How To Deal: I know several people who wear ear buds at the gym, so that it looks like they're listening to music when they're really not - They just don't want to get caught up in a long drawn out conversation with anyone. Sneaky and borderline rude, but effective.
More Peeeps: Do A Set, Text, Repeat (Loves their phone. Way Too Much.); Works Out In Only A Sports Bra (it's Not That Kind Of Gym.); There For The Smoothies Or Juice (Whatevs.)
That's My Bike. Pretty self-explanatory: It's that person who has claimed ownership to a particular bike at their gym or spin studio. In other words, hands off b**tch.
How To Deal: I have a friend who took her first spin class ever at a local gym a few years ago and (unfortunately) ran smack dab into Mrs. "That's My Bike" herself. In case you're wondering, my friend never did go back to that particular class. Yikes. So if (like me) you're not a fan of confrontation (and you'd prefer NOT to get into a steel cage match with someone over a bike), then I'd recommend taking classes somewhere that discourages and cracks down on nonsense like this.
At The Yoga Studio
The Grandstander. He or she is someone who simply can't wait to show everyone how well they can execute those more advanced poses like the crow or a headstand. Meanwhile, you're hanging out in child's pose. You might also find pictures of them in those poses on their FB, Instagram or Twitter. Whatevs.
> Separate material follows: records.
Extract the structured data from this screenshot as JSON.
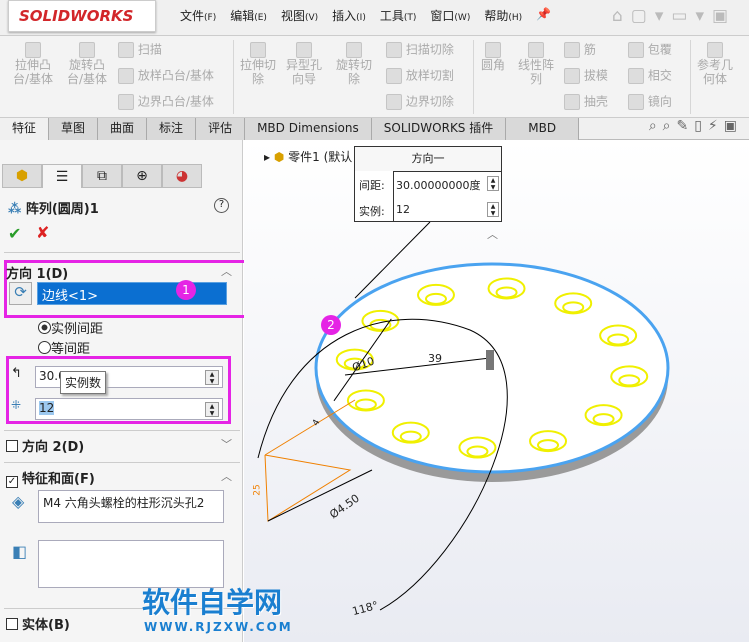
{
  "app": {
    "logo": "SOLIDWORKS"
  },
  "menu": [
    {
      "label": "文件",
      "key": "(F)"
    },
    {
      "label": "编辑",
      "key": "(E)"
    },
    {
      "label": "视图",
      "key": "(V)"
    },
    {
      "label": "插入",
      "key": "(I)"
    },
    {
      "label": "工具",
      "key": "(T)"
    },
    {
      "label": "窗口",
      "key": "(W)"
    },
    {
      "label": "帮助",
      "key": "(H)"
    }
  ],
  "ribbon": {
    "extrude_boss": "拉伸凸台/基体",
    "revolve_boss": "旋转凸台/基体",
    "sweep": "扫描",
    "loft": "放样凸台/基体",
    "boundary": "边界凸台/基体",
    "extrude_cut": "拉伸切除",
    "hole_wizard": "异型孔向导",
    "revolve_cut": "旋转切除",
    "sweep_cut": "扫描切除",
    "loft_cut": "放样切割",
    "boundary_cut": "边界切除",
    "fillet": "圆角",
    "linear_pattern": "线性阵列",
    "rib": "筋",
    "draft": "拔模",
    "shell": "抽壳",
    "wrap": "包覆",
    "intersect": "相交",
    "mirror": "镜向",
    "ref_geometry": "参考几何体"
  },
  "tabs": [
    "特征",
    "草图",
    "曲面",
    "标注",
    "评估",
    "MBD Dimensions",
    "SOLIDWORKS 插件",
    "MBD"
  ],
  "panel": {
    "title": "阵列(圆周)1",
    "dir1": {
      "header": "方向 1(D)",
      "edge": "边线<1>",
      "opt1": "实例间距",
      "opt2": "等间距",
      "angle": "30.0",
      "tooltip": "实例数",
      "count": "12"
    },
    "dir2": "方向 2(D)",
    "features": {
      "header": "特征和面(F)",
      "item": "M4 六角头螺栓的柱形沉头孔2"
    },
    "bodies": "实体(B)"
  },
  "tree": {
    "part": "零件1 (默认"
  },
  "popup": {
    "title": "方向一",
    "spacing_label": "间距:",
    "spacing": "30.00000000度",
    "count_label": "实例:",
    "count": "12"
  },
  "dims": {
    "d10": "Ø10",
    "d39": "39",
    "d450": "Ø4.50",
    "a118": "118°",
    "d25": "25",
    "d4": "4"
  },
  "badges": [
    "1",
    "2"
  ],
  "watermark": {
    "title": "软件自学网",
    "url": "WWW.RJZXW.COM"
  }
}
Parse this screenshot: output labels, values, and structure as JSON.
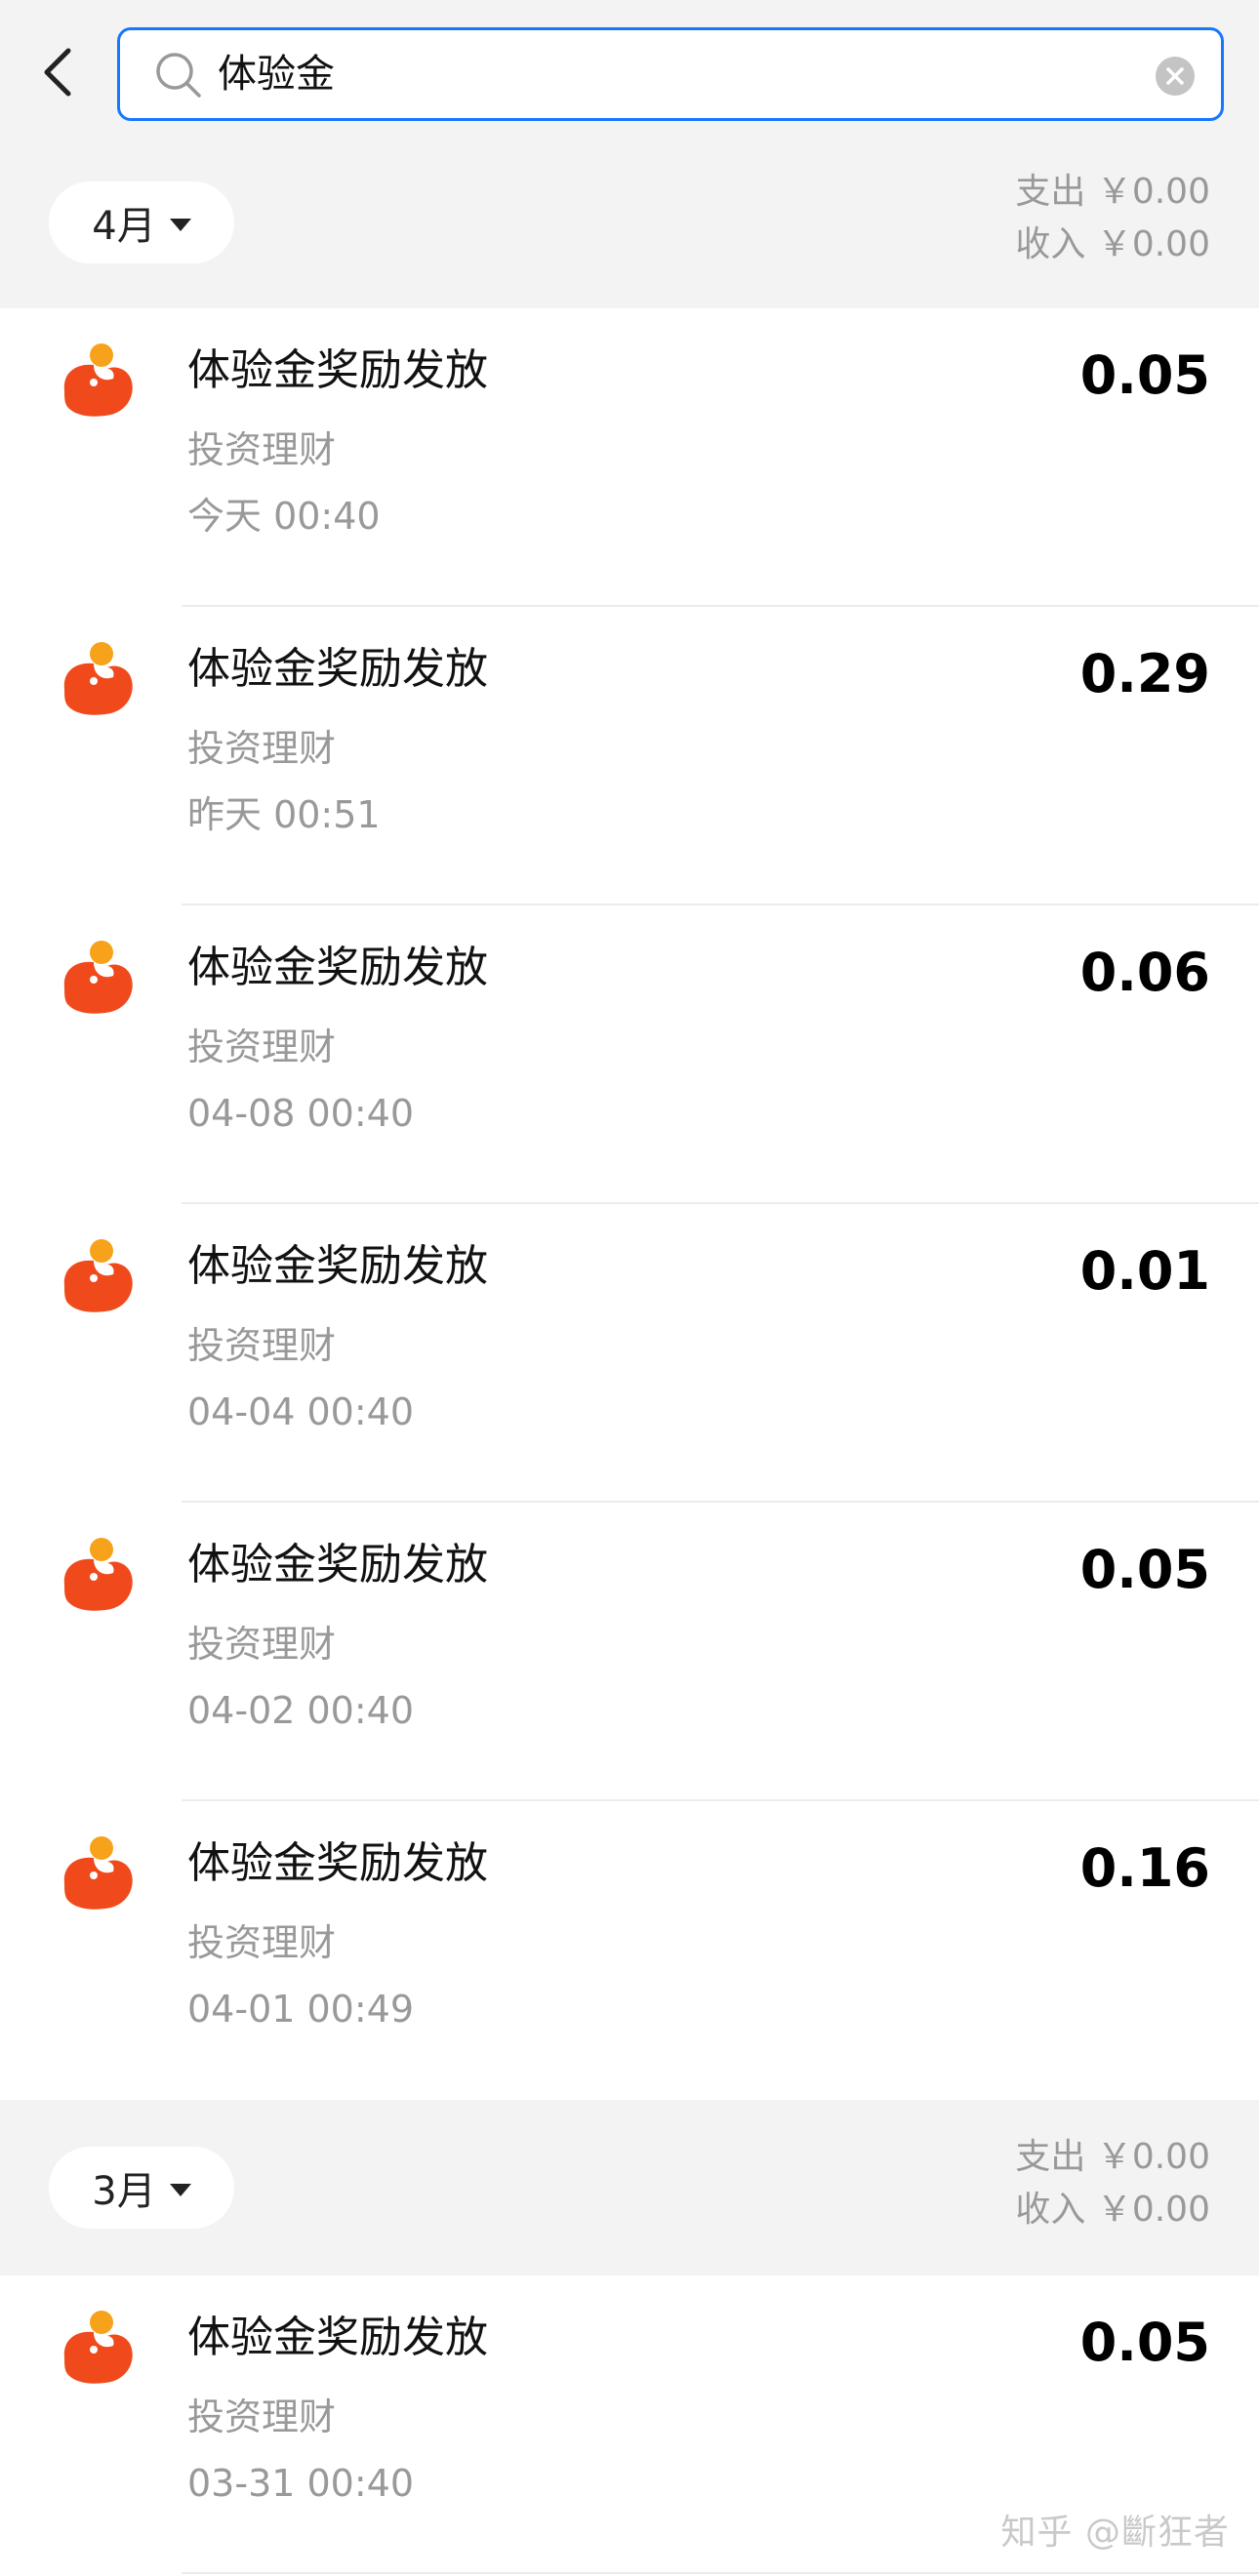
{
  "search": {
    "value": "体验金"
  },
  "sections": [
    {
      "month": "4月",
      "expense_label": "支出 ￥0.00",
      "income_label": "收入 ￥0.00",
      "transactions": [
        {
          "title": "体验金奖励发放",
          "category": "投资理财",
          "time": "今天 00:40",
          "amount": "0.05"
        },
        {
          "title": "体验金奖励发放",
          "category": "投资理财",
          "time": "昨天 00:51",
          "amount": "0.29"
        },
        {
          "title": "体验金奖励发放",
          "category": "投资理财",
          "time": "04-08 00:40",
          "amount": "0.06"
        },
        {
          "title": "体验金奖励发放",
          "category": "投资理财",
          "time": "04-04 00:40",
          "amount": "0.01"
        },
        {
          "title": "体验金奖励发放",
          "category": "投资理财",
          "time": "04-02 00:40",
          "amount": "0.05"
        },
        {
          "title": "体验金奖励发放",
          "category": "投资理财",
          "time": "04-01 00:49",
          "amount": "0.16"
        }
      ]
    },
    {
      "month": "3月",
      "expense_label": "支出 ￥0.00",
      "income_label": "收入 ￥0.00",
      "transactions": [
        {
          "title": "体验金奖励发放",
          "category": "投资理财",
          "time": "03-31 00:40",
          "amount": "0.05"
        }
      ]
    }
  ],
  "watermark": "知乎 @斷狂者",
  "colors": {
    "accent": "#1677ff",
    "logo_primary": "#f04a1c",
    "logo_dot": "#f7a21b",
    "muted_text": "#999999",
    "background": "#f3f3f3"
  },
  "icons": {
    "back": "chevron-left-icon",
    "search": "search-icon",
    "clear": "clear-icon",
    "month_dropdown": "caret-down-icon",
    "merchant_logo": "fund-logo-icon"
  }
}
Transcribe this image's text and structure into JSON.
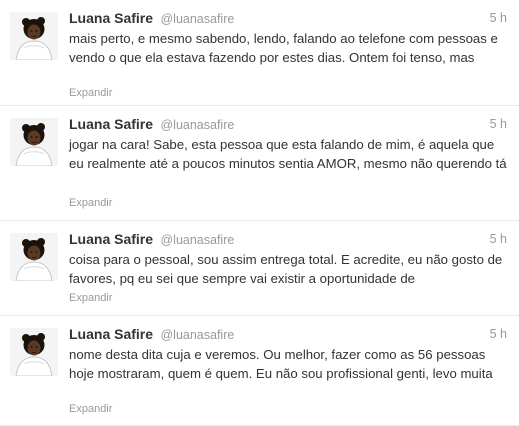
{
  "tweets": [
    {
      "name": "Luana Safire",
      "handle": "@luanasafire",
      "time": "5 h",
      "text": "mais perto, e mesmo sabendo, lendo, falando ao telefone com pessoas e vendo o que ela estava fazendo por estes dias. Ontem foi tenso, mas",
      "expand": "Expandir",
      "avatar_icon": "user-avatar"
    },
    {
      "name": "Luana Safire",
      "handle": "@luanasafire",
      "time": "5 h",
      "text": "jogar na cara! Sabe, esta pessoa que esta falando de mim, é aquela que eu realmente até a poucos minutos sentia AMOR, mesmo não querendo tá",
      "expand": "Expandir",
      "avatar_icon": "user-avatar"
    },
    {
      "name": "Luana Safire",
      "handle": "@luanasafire",
      "time": "5 h",
      "text": "coisa para o pessoal, sou assim entrega total. E acredite, eu não gosto de favores, pq eu sei que sempre vai existir a oportunidade de",
      "expand": "Expandir",
      "avatar_icon": "user-avatar"
    },
    {
      "name": "Luana Safire",
      "handle": "@luanasafire",
      "time": "5 h",
      "text": "nome desta dita cuja e veremos. Ou melhor, fazer como as 56 pessoas hoje mostraram, quem é quem. Eu não sou profissional genti, levo muita",
      "expand": "Expandir",
      "avatar_icon": "user-avatar"
    }
  ]
}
How To Deal: Let it go. The Grandstander is usually someone who thrives on lots and lots of attention and positive reinforcement, but they're pretty harmless as a rule.
More Peeps: the Moaner (Takes yoga breathing to the next level and not in the best way. #Distracting), the Complainer (Every solution has a problem..lol. It's too difficult, too easy, too fast, too slow, etc), the Immobile Mat (He or she won't move their mat. Seriously. It's not happening.)